You can see my whole setup here in my new .vimrc file.

As for a better find and replace, I learned a somple pattern. First, use / or ? to search for the pattern you want to replace. Replace that first instance with cw or ciw, change the word, then hit escape to return to normal mode. Now, hit n to go to the next instance. Hit . to make the replacement to that instance, or just hit n to leave that instance and go to the next instance. For me it’s easier and cleaner than remembering the unintuitive :%s/texttoreplace/replacementtext/gc (if that’s even right).

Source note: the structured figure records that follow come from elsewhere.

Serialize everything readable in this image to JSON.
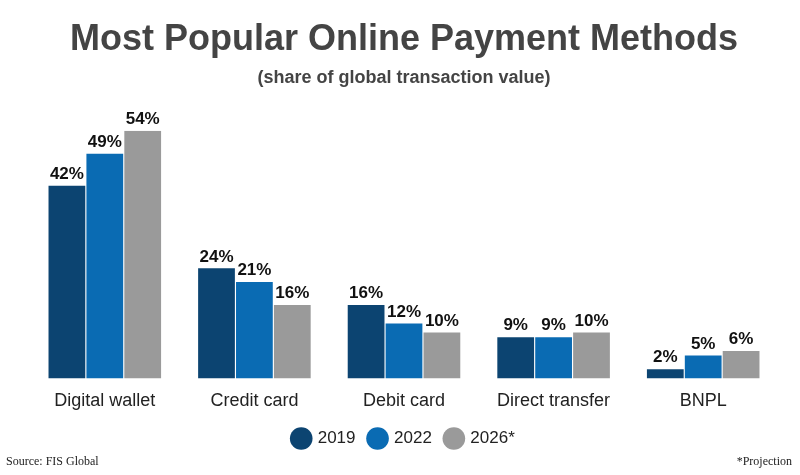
{
  "chart_data": {
    "type": "bar",
    "title": "Most Popular Online Payment Methods",
    "subtitle": "(share of global transaction value)",
    "source": "Source: FIS Global",
    "note": "*Projection",
    "categories": [
      "Digital wallet",
      "Credit card",
      "Debit card",
      "Direct transfer",
      "BNPL"
    ],
    "series": [
      {
        "name": "2019",
        "color": "#0c4471",
        "values": [
          42,
          24,
          16,
          9,
          2
        ],
        "value_labels": [
          "42%",
          "24%",
          "16%",
          "9%",
          "2%"
        ]
      },
      {
        "name": "2022",
        "color": "#0a6bb3",
        "values": [
          49,
          21,
          12,
          9,
          5
        ],
        "value_labels": [
          "49%",
          "21%",
          "12%",
          "9%",
          "5%"
        ]
      },
      {
        "name": "2026*",
        "color": "#9a9a9a",
        "values": [
          54,
          16,
          10,
          10,
          6
        ],
        "value_labels": [
          "54%",
          "16%",
          "10%",
          "10%",
          "6%"
        ]
      }
    ],
    "ylim": [
      0,
      54
    ],
    "grid": false,
    "legend": "bottom",
    "data_labels": true,
    "tick_labels": "x"
  }
}
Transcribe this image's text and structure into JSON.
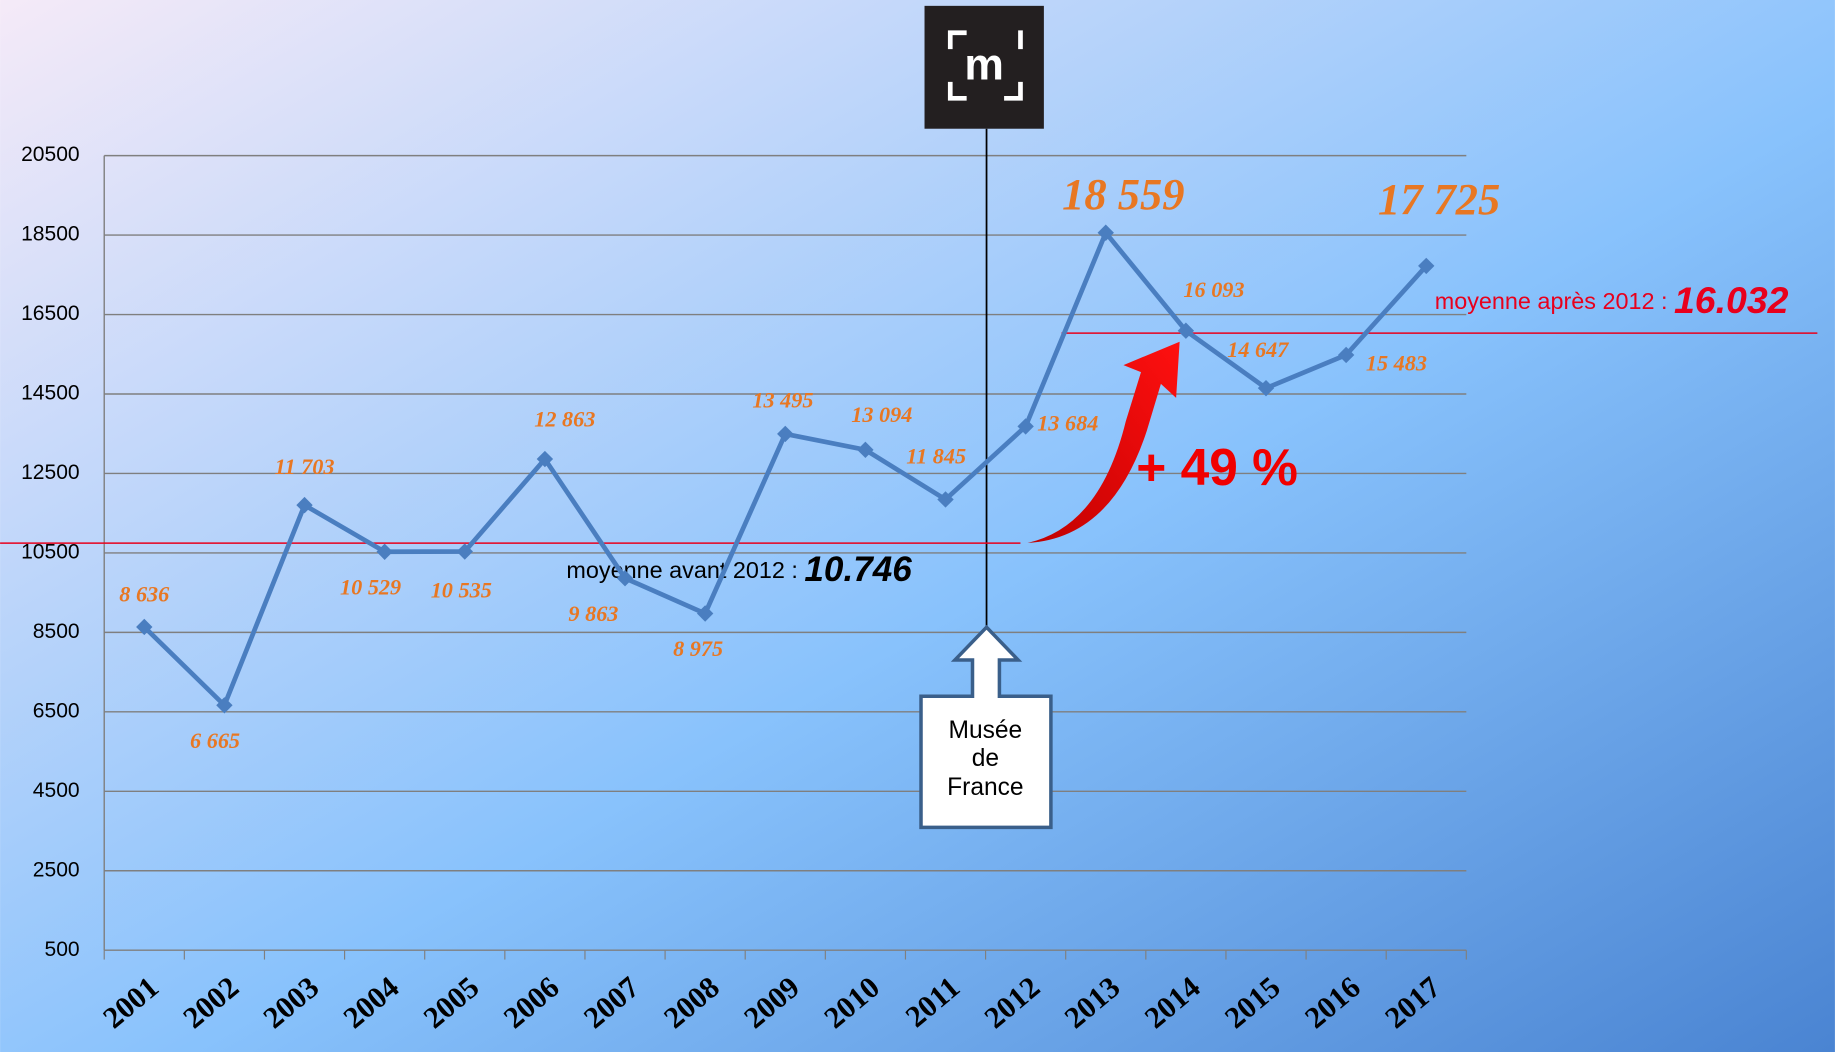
{
  "chart_data": {
    "type": "line",
    "categories": [
      "2001",
      "2002",
      "2003",
      "2004",
      "2005",
      "2006",
      "2007",
      "2008",
      "2009",
      "2010",
      "2011",
      "2012",
      "2013",
      "2014",
      "2015",
      "2016",
      "2017"
    ],
    "series": [
      {
        "name": null,
        "color": "#4a7ec0",
        "values": [
          8636,
          6665,
          11703,
          10529,
          10535,
          12863,
          9863,
          8975,
          13495,
          13094,
          11845,
          13684,
          18559,
          16093,
          14647,
          15483,
          17725
        ],
        "value_labels": [
          "8 636",
          "6 665",
          "11 703",
          "10 529",
          "10 535",
          "12 863",
          "9 863",
          "8 975",
          "13 495",
          "13 094",
          "11 845",
          "13 684",
          "18 559",
          "16 093",
          "14 647",
          "15 483",
          "17 725"
        ]
      }
    ],
    "ylim": [
      500,
      20500
    ],
    "yticks": [
      500,
      2500,
      4500,
      6500,
      8500,
      10500,
      12500,
      14500,
      16500,
      18500,
      20500
    ],
    "grid": true,
    "averages": [
      {
        "label": "moyenne avant 2012 : ",
        "value": 10746,
        "value_label": "10.746",
        "color": "#e8001c"
      },
      {
        "label": "moyenne après 2012 : ",
        "value": 16032,
        "value_label": "16.032",
        "color": "#e8001c"
      }
    ],
    "annotations": {
      "growth": "+ 49 %",
      "marker": [
        "Musée",
        "de",
        "France"
      ],
      "logo": "m"
    }
  }
}
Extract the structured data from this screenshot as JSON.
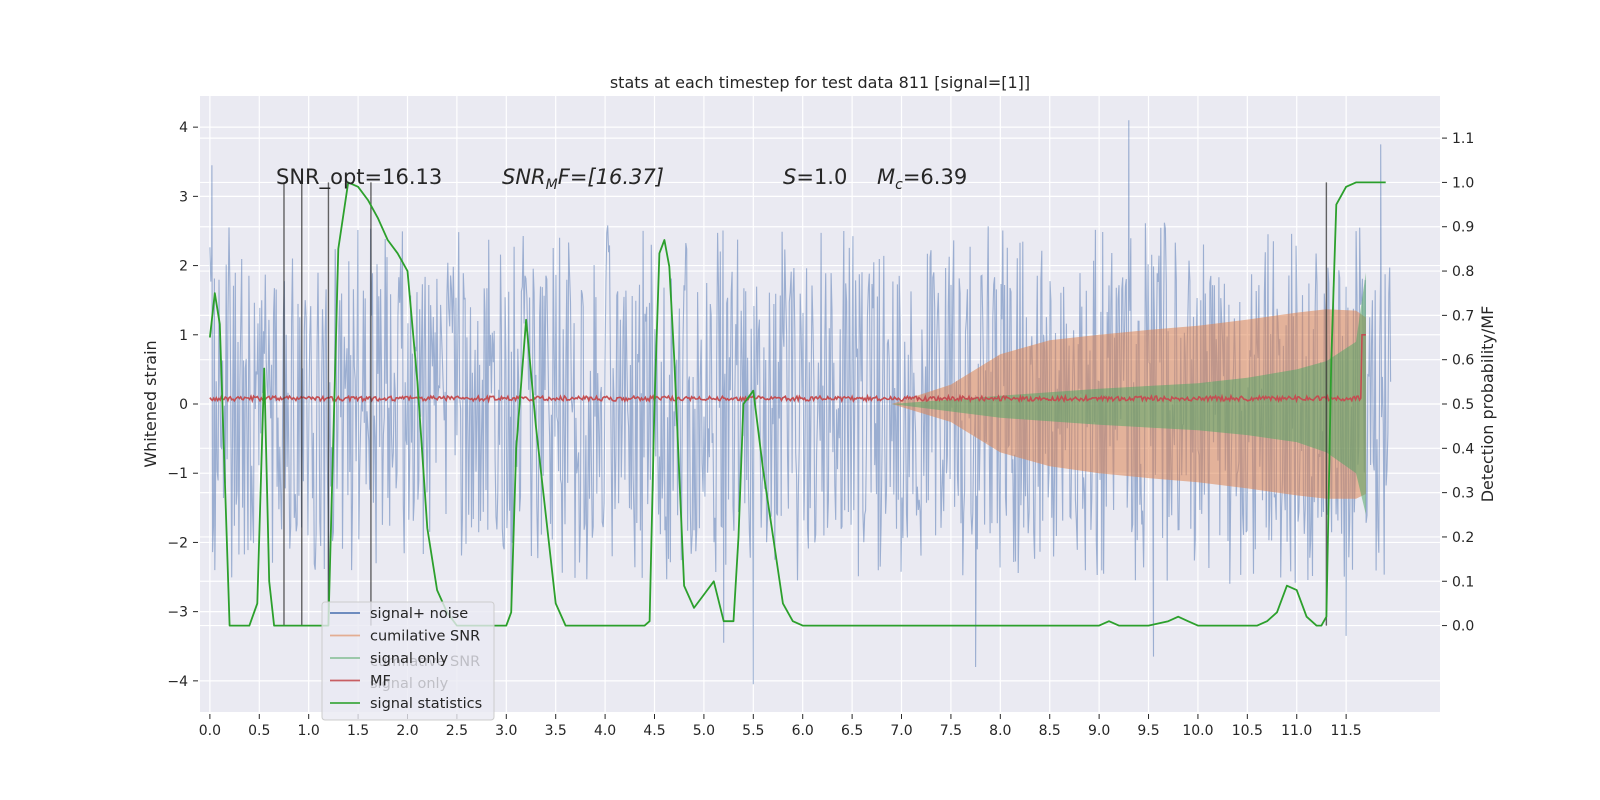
{
  "chart_data": {
    "type": "line",
    "title": "stats at each timestep for test data 811 [signal=[1]]",
    "ylabel": "Whitened strain",
    "ylabel_right": "Detection probability/MF",
    "xlim": [
      -0.1,
      12.45
    ],
    "ylim": [
      -4.45,
      4.45
    ],
    "ylim_right": [
      -0.195,
      1.195
    ],
    "x_ticks": [
      "0.0",
      "0.5",
      "1.0",
      "1.5",
      "2.0",
      "2.5",
      "3.0",
      "3.5",
      "4.0",
      "4.5",
      "5.0",
      "5.5",
      "6.0",
      "6.5",
      "7.0",
      "7.5",
      "8.0",
      "8.5",
      "9.0",
      "9.5",
      "10.0",
      "10.5",
      "11.0",
      "11.5"
    ],
    "y_ticks_left": [
      "4",
      "3",
      "2",
      "1",
      "0",
      "−1",
      "−2",
      "−3",
      "−4"
    ],
    "y_ticks_right": [
      "1.1",
      "1.0",
      "0.9",
      "0.8",
      "0.7",
      "0.6",
      "0.5",
      "0.4",
      "0.3",
      "0.2",
      "0.1",
      "0.0"
    ],
    "annotations": {
      "snr_opt": "SNR_opt=16.13",
      "snr_mf_prefix": "SNR",
      "snr_mf_sub": "M",
      "snr_mf_suffix": "F=[16.37]",
      "s_var": "S",
      "s_value": "=1.0",
      "mc_var": "M",
      "mc_sub": "c",
      "mc_value": "=6.39"
    },
    "legend": {
      "placement": "lower-left",
      "entries": [
        {
          "label": "signal+ noise",
          "color": "#4c72b0"
        },
        {
          "label": "cumilative SNR",
          "color": "#dd8452"
        },
        {
          "label": "signal only",
          "color": "#55a868"
        },
        {
          "label": "MF",
          "color": "#c44e52"
        },
        {
          "label": "signal statistics",
          "color": "#2ca02c"
        }
      ],
      "ghost_entries": [
        "cumilative SNR",
        "signal only"
      ]
    },
    "series": [
      {
        "name": "signal+ noise",
        "color": "#4c72b0",
        "envelope_x": [
          0.0,
          1.0,
          2.0,
          3.0,
          4.0,
          5.0,
          6.0,
          7.0,
          8.0,
          9.0,
          10.0,
          11.0,
          11.6,
          11.95
        ],
        "envelope_upper": [
          2.6,
          2.5,
          2.6,
          2.5,
          2.6,
          2.5,
          2.6,
          2.5,
          2.7,
          2.6,
          2.7,
          2.6,
          2.6,
          2.5
        ],
        "envelope_lower": [
          -2.6,
          -2.5,
          -2.6,
          -2.5,
          -2.6,
          -2.5,
          -2.6,
          -2.5,
          -2.6,
          -2.6,
          -2.6,
          -2.6,
          -2.6,
          -2.5
        ],
        "spikes": [
          [
            0.02,
            3.45
          ],
          [
            0.05,
            -2.4
          ],
          [
            1.2,
            -2.9
          ],
          [
            3.05,
            -2.9
          ],
          [
            5.5,
            -4.05
          ],
          [
            5.2,
            -3.45
          ],
          [
            7.75,
            -3.8
          ],
          [
            9.3,
            4.1
          ],
          [
            9.55,
            -3.65
          ],
          [
            11.85,
            3.75
          ],
          [
            11.5,
            -3.35
          ]
        ]
      },
      {
        "name": "cumilative SNR",
        "color": "#dd8452",
        "x": [
          6.9,
          7.5,
          8.0,
          8.5,
          9.0,
          9.5,
          10.0,
          10.5,
          11.0,
          11.3,
          11.6,
          11.7
        ],
        "upper": [
          0.0,
          0.28,
          0.72,
          0.92,
          1.0,
          1.07,
          1.13,
          1.22,
          1.32,
          1.37,
          1.35,
          1.25
        ],
        "lower": [
          0.0,
          -0.26,
          -0.7,
          -0.9,
          -1.0,
          -1.07,
          -1.13,
          -1.22,
          -1.32,
          -1.37,
          -1.37,
          -1.3
        ]
      },
      {
        "name": "signal only",
        "color": "#55a868",
        "x": [
          6.9,
          8.0,
          9.0,
          10.0,
          10.5,
          11.0,
          11.3,
          11.6,
          11.7
        ],
        "upper": [
          0.0,
          0.12,
          0.22,
          0.3,
          0.38,
          0.5,
          0.62,
          0.9,
          1.9
        ],
        "lower": [
          0.0,
          -0.2,
          -0.3,
          -0.38,
          -0.45,
          -0.55,
          -0.7,
          -1.0,
          -1.6
        ]
      },
      {
        "name": "MF",
        "color": "#c44e52",
        "x": [
          0.0,
          11.7
        ],
        "baseline": 0.08,
        "amplitude": 0.07,
        "peak": [
          11.68,
          1.0
        ]
      },
      {
        "name": "signal statistics",
        "color": "#2ca02c",
        "x": [
          0.0,
          0.05,
          0.1,
          0.2,
          0.3,
          0.4,
          0.48,
          0.55,
          0.6,
          0.65,
          0.7,
          0.8,
          0.9,
          1.0,
          1.1,
          1.2,
          1.3,
          1.4,
          1.5,
          1.6,
          1.7,
          1.8,
          1.9,
          2.0,
          2.1,
          2.2,
          2.3,
          2.4,
          2.5,
          2.6,
          2.8,
          3.0,
          3.05,
          3.1,
          3.2,
          3.3,
          3.4,
          3.5,
          3.6,
          3.8,
          4.0,
          4.2,
          4.4,
          4.45,
          4.5,
          4.55,
          4.6,
          4.65,
          4.7,
          4.8,
          4.9,
          5.0,
          5.1,
          5.2,
          5.3,
          5.35,
          5.4,
          5.5,
          5.6,
          5.7,
          5.8,
          5.9,
          6.0,
          6.1,
          6.3,
          6.5,
          7.0,
          7.5,
          7.7,
          8.0,
          8.5,
          9.0,
          9.1,
          9.2,
          9.5,
          9.7,
          9.8,
          9.9,
          10.0,
          10.3,
          10.5,
          10.6,
          10.7,
          10.8,
          10.9,
          11.0,
          11.1,
          11.2,
          11.25,
          11.3,
          11.35,
          11.4,
          11.5,
          11.6,
          11.7,
          11.8,
          11.9
        ],
        "values": [
          0.65,
          0.75,
          0.68,
          0.0,
          0.0,
          0.0,
          0.05,
          0.58,
          0.1,
          0.0,
          0.0,
          0.0,
          0.0,
          0.0,
          0.0,
          0.0,
          0.85,
          1.0,
          0.99,
          0.96,
          0.92,
          0.87,
          0.84,
          0.8,
          0.55,
          0.22,
          0.08,
          0.03,
          0.0,
          0.0,
          0.0,
          0.0,
          0.03,
          0.4,
          0.69,
          0.45,
          0.25,
          0.05,
          0.0,
          0.0,
          0.0,
          0.0,
          0.0,
          0.01,
          0.5,
          0.84,
          0.87,
          0.81,
          0.6,
          0.09,
          0.04,
          0.07,
          0.1,
          0.01,
          0.01,
          0.2,
          0.5,
          0.53,
          0.35,
          0.2,
          0.05,
          0.01,
          0.0,
          0.0,
          0.0,
          0.0,
          0.0,
          0.0,
          0.0,
          0.0,
          0.0,
          0.0,
          0.01,
          0.0,
          0.0,
          0.01,
          0.02,
          0.01,
          0.0,
          0.0,
          0.0,
          0.0,
          0.01,
          0.03,
          0.09,
          0.08,
          0.02,
          0.0,
          0.0,
          0.02,
          0.6,
          0.95,
          0.99,
          1.0,
          1.0,
          1.0,
          1.0
        ]
      }
    ],
    "vertical_markers_x": [
      0.75,
      0.93,
      1.2,
      1.63,
      11.3
    ]
  }
}
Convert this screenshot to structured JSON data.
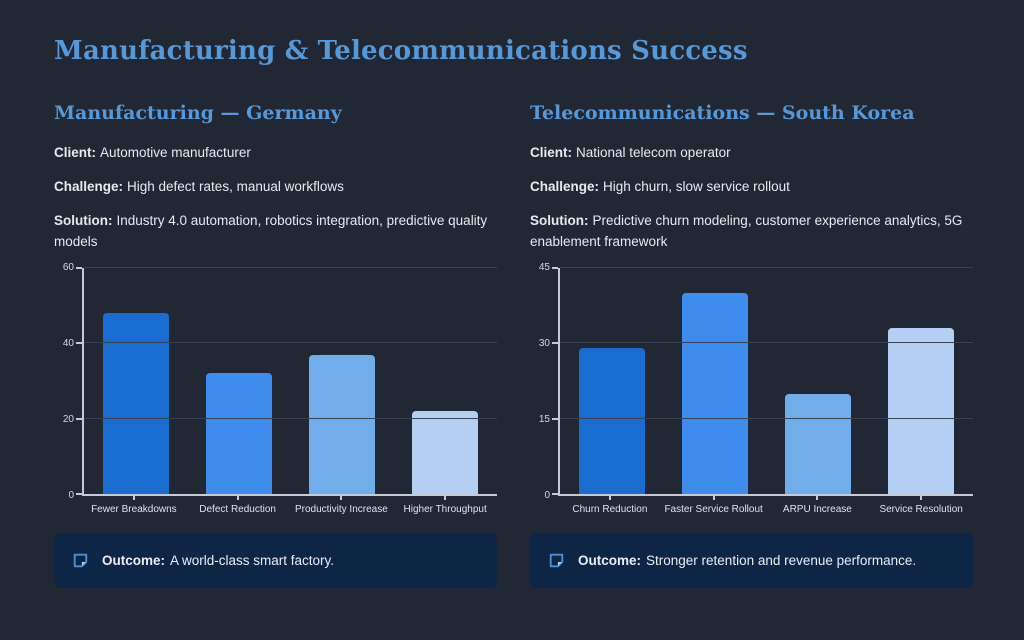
{
  "page": {
    "title": "Manufacturing & Telecommunications Success"
  },
  "colors": {
    "background": "#212733",
    "heading_blue": "#5599da",
    "body_text": "#e8eaee",
    "outcome_box_bg": "#0d2645",
    "outcome_icon_blue": "#4e8fd5",
    "axis": "#c6cbd3",
    "gridline": "#3a4150",
    "bar_palette": [
      "#1a6dd0",
      "#3e8cee",
      "#72adeb",
      "#b1d0f3"
    ]
  },
  "columns": [
    {
      "heading": "Manufacturing — Germany",
      "fields": [
        {
          "label": "Client:",
          "text": "Automotive manufacturer"
        },
        {
          "label": "Challenge:",
          "text": "High defect rates, manual workflows"
        },
        {
          "label": "Solution:",
          "text": "Industry 4.0 automation, robotics integration, predictive quality models"
        }
      ],
      "outcome": {
        "label": "Outcome:",
        "text": "A world-class smart factory."
      }
    },
    {
      "heading": "Telecommunications — South Korea",
      "fields": [
        {
          "label": "Client:",
          "text": "National telecom operator"
        },
        {
          "label": "Challenge:",
          "text": "High churn, slow service rollout"
        },
        {
          "label": "Solution:",
          "text": "Predictive churn modeling, customer experience analytics, 5G enablement framework"
        }
      ],
      "outcome": {
        "label": "Outcome:",
        "text": "Stronger retention and revenue performance."
      }
    }
  ],
  "chart_data": [
    {
      "type": "bar",
      "title": "",
      "xlabel": "",
      "ylabel": "",
      "categories": [
        "Fewer Breakdowns",
        "Defect Reduction",
        "Productivity Increase",
        "Higher Throughput"
      ],
      "values": [
        48,
        32,
        37,
        22
      ],
      "ylim": [
        0,
        60
      ],
      "yticks": [
        0,
        20,
        40,
        60
      ],
      "bar_colors": [
        "#1a6dd0",
        "#3e8cee",
        "#72adeb",
        "#b1d0f3"
      ],
      "grid": true,
      "legend": false
    },
    {
      "type": "bar",
      "title": "",
      "xlabel": "",
      "ylabel": "",
      "categories": [
        "Churn Reduction",
        "Faster Service Rollout",
        "ARPU Increase",
        "Service Resolution"
      ],
      "values": [
        29,
        40,
        20,
        33
      ],
      "ylim": [
        0,
        45
      ],
      "yticks": [
        0,
        15,
        30,
        45
      ],
      "bar_colors": [
        "#1a6dd0",
        "#3e8cee",
        "#72adeb",
        "#b1d0f3"
      ],
      "grid": true,
      "legend": false
    }
  ]
}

Separately, another nice trick is the r command to replace one character. As opposed to the to s command, it returns you to normal mode after you replace the single character automatically.

Another thing I didn’t realize I needed were the following mappings:

nnoremap j gj
nnoremap k gk

which makes j and k go through wrapped lines. Really helpful for navigating through long markdown paragraphs that are all technically one “line” to Vim.

I also found the I kept needing to delete lines, usually blank lines, but I didn’t want them to go to the default registry. I figured out that the _ registry goes nowhere, thus hitting p won’t paste anything tat goes to the underscore registry. So I made shift X just delete a line to nowhere. Then when I hit p it pastes not the blank line but what I hopefully expect.

" X removes line without placing it in the default registry
nmap X "_dd
" In visual mode, X removes selection without placing it in the default registry
vmap X "_d

Speaking of registries, there’s also a registry reserved for text that is yanked– the 0 registry. Thus:

nmap <c-p> "0]P

makes Control + p paste from that registry, and the ] bracket auto-formats it for me.